En la historia reciente de la cerveza, se pueden encontrar nombres de organizaciones (CAMRA, BJCP, etc.) y personas (Michael Jackson, Steve Huxley o Martyn Cornell) que han dedicado mucho de su tiempo a clasificar, analizar y difundir muchos de los aspectos de la cerveza (aromas, sabores, tipos de elaboración, materias primas, etc.) y que han sentado las bases de lo que es la cervesofília moderna. Que en el último lustro ha dados pasos agigantados, pasando de un mero (y delicioso) placer, a una profesión. Si comparamos esto con el vino por ejemplo, todavía se encuentra a muchos años de distancia, no solo en la especialización misma, sino también, en la percepción que la gente tiene acerca de estas dos bebidas fermentadas, por un lado el vino mantiene una (no siempre justificada) aura de “lujo y elitismo”, en cambio la cerveza, se mira con desdén como una bebida popular y barata.

Esta manera de pensar obedece a muchas razones (la mayoría histórico-culturales), que poco a poco se van diluyendo, conforme aparecen en el mercado productores abocados a la calidad y cuyo amor cervecero, los lleva a poner sus creaciones en sitios que otrora eran dominados por los grandes vinos y whiskies. Precisamente estas dos bebidas han gozado de la atención de estudiosos y científicos, desde hace siglos, incluso se habían realizado descriptores de sabor y aromas, que se han venido mejorando con el avance de la ciencia. En sus sistemas de cultivo también se hicieron grandes adelantos, ya no se diga en la comunicación del producto en los mercados mundiales.
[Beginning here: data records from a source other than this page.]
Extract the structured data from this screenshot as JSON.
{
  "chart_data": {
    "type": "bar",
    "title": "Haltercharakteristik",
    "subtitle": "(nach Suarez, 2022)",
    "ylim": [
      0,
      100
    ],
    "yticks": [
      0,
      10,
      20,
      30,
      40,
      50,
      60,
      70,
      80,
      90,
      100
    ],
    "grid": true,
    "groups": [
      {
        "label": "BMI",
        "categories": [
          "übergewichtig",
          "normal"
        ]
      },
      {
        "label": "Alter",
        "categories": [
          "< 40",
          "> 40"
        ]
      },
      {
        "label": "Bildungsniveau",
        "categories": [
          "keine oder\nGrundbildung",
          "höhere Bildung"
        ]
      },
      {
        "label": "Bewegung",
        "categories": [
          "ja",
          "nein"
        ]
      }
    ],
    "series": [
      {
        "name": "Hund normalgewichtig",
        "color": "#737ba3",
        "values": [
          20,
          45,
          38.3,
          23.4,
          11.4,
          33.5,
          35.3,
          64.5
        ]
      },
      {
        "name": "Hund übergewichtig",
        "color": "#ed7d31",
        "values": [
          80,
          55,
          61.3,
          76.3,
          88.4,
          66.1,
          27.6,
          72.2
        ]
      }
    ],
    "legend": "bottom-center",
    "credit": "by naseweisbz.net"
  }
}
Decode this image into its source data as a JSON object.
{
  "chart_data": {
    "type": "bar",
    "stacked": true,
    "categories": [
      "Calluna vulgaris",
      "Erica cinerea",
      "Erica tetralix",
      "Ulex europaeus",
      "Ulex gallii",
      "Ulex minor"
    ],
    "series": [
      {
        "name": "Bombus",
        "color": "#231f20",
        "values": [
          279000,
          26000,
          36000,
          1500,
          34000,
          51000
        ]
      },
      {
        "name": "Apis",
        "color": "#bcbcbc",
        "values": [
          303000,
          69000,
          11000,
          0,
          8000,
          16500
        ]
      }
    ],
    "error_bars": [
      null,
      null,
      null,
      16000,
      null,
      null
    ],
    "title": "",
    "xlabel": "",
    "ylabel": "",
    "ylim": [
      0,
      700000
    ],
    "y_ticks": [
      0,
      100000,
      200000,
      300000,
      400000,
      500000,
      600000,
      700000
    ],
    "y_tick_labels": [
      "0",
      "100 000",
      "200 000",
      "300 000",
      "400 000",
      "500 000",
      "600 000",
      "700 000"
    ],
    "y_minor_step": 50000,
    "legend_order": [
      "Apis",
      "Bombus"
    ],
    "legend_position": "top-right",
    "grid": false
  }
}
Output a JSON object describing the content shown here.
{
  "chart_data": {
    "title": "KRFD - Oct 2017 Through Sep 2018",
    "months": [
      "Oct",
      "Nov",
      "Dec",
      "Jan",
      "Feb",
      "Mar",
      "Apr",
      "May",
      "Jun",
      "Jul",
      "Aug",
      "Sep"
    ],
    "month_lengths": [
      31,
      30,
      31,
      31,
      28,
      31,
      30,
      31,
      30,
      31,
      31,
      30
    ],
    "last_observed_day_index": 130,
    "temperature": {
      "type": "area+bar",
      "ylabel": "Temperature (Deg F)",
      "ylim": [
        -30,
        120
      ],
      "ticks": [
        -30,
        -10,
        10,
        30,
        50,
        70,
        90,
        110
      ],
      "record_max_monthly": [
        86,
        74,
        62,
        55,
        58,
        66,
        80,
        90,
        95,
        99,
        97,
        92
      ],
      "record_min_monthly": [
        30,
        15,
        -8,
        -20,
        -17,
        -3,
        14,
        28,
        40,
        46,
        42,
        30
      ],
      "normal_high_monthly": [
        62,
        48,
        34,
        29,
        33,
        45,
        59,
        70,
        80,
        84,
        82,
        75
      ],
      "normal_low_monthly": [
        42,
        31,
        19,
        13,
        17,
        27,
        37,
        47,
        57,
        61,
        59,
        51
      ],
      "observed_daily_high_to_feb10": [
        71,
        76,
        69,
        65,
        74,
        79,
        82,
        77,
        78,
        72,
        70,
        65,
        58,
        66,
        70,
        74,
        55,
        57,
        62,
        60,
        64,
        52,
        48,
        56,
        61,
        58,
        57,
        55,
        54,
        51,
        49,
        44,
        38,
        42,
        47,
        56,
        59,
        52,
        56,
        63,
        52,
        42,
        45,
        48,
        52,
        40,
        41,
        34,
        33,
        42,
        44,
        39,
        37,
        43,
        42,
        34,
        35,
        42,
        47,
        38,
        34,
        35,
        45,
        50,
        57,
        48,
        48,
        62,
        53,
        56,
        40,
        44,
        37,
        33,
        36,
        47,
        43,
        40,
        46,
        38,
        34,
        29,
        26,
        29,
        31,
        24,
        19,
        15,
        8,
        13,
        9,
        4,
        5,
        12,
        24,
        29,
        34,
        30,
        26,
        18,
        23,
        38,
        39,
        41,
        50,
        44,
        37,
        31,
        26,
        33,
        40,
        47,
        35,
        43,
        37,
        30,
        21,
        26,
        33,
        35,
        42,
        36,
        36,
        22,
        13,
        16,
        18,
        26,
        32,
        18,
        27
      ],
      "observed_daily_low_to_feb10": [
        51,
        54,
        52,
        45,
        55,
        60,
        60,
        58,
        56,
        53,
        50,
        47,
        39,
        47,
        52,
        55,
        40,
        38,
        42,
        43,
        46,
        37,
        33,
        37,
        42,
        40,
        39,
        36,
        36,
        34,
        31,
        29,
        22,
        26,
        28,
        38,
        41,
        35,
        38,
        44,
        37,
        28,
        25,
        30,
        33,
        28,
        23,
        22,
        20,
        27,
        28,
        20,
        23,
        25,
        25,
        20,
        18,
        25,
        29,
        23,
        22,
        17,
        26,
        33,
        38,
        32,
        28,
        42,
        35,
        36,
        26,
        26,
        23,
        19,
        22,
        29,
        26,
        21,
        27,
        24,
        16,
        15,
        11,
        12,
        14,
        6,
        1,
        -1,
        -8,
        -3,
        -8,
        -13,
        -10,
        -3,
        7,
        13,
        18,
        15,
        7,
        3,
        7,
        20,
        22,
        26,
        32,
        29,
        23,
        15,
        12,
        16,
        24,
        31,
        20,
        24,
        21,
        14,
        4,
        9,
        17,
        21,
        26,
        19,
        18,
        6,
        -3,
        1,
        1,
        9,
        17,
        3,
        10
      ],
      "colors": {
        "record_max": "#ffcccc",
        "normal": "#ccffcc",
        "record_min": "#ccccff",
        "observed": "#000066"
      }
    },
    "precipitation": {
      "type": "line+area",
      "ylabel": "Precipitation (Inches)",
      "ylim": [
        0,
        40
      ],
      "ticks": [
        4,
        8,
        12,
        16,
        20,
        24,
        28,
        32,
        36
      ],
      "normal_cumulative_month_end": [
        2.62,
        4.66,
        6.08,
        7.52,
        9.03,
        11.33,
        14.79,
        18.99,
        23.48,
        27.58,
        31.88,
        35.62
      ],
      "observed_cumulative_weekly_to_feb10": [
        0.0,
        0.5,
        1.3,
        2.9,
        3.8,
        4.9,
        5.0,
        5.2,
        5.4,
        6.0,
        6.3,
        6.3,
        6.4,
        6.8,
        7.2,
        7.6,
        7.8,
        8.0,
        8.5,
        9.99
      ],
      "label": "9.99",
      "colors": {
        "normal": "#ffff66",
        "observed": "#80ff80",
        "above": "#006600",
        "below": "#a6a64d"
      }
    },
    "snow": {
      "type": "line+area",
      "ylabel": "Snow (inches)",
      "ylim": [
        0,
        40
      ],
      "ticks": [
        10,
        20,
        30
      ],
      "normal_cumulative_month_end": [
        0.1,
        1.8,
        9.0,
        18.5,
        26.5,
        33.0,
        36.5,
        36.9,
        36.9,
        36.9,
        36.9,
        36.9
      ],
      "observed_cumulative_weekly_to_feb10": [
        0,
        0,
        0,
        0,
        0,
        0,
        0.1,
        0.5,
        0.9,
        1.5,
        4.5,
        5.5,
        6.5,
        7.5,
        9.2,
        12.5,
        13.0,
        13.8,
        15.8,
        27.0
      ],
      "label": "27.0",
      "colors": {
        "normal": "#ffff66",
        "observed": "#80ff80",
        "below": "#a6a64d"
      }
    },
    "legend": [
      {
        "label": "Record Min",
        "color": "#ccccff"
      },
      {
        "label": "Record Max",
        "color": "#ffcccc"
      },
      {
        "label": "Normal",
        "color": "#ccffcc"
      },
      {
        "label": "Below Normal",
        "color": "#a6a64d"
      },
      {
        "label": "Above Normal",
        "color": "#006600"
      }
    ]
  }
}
Nuestra amada cerveza se encuentra en una situación cada vez mejor, gracias a que los (verdaderos) maestros cerveceros, malteros, agricultores, etc., se han preocupado por la calidad en todos los procesos. Partiendo desde la aplicación del concepto de “terroir” o selección de suelos y climas que permitan una mejor cosecha de las materias primas como los granos o los lúpulos, así mismo los cuidados del agua, los microorganismos, las técnicas de elaboración; estos controles nos permiten cervezas de alta gama, dignas de igualarse a un gran vino.

Este grado de especialización cervecera ha alcanzado las áreas de servicio, distribución y difusión, generando una nueva generación de profesionales en el rubro gastronómico: el Beersommelier. Figura hasta hace unos poco años, inexistente, y de la cual hablare en una próxima columna.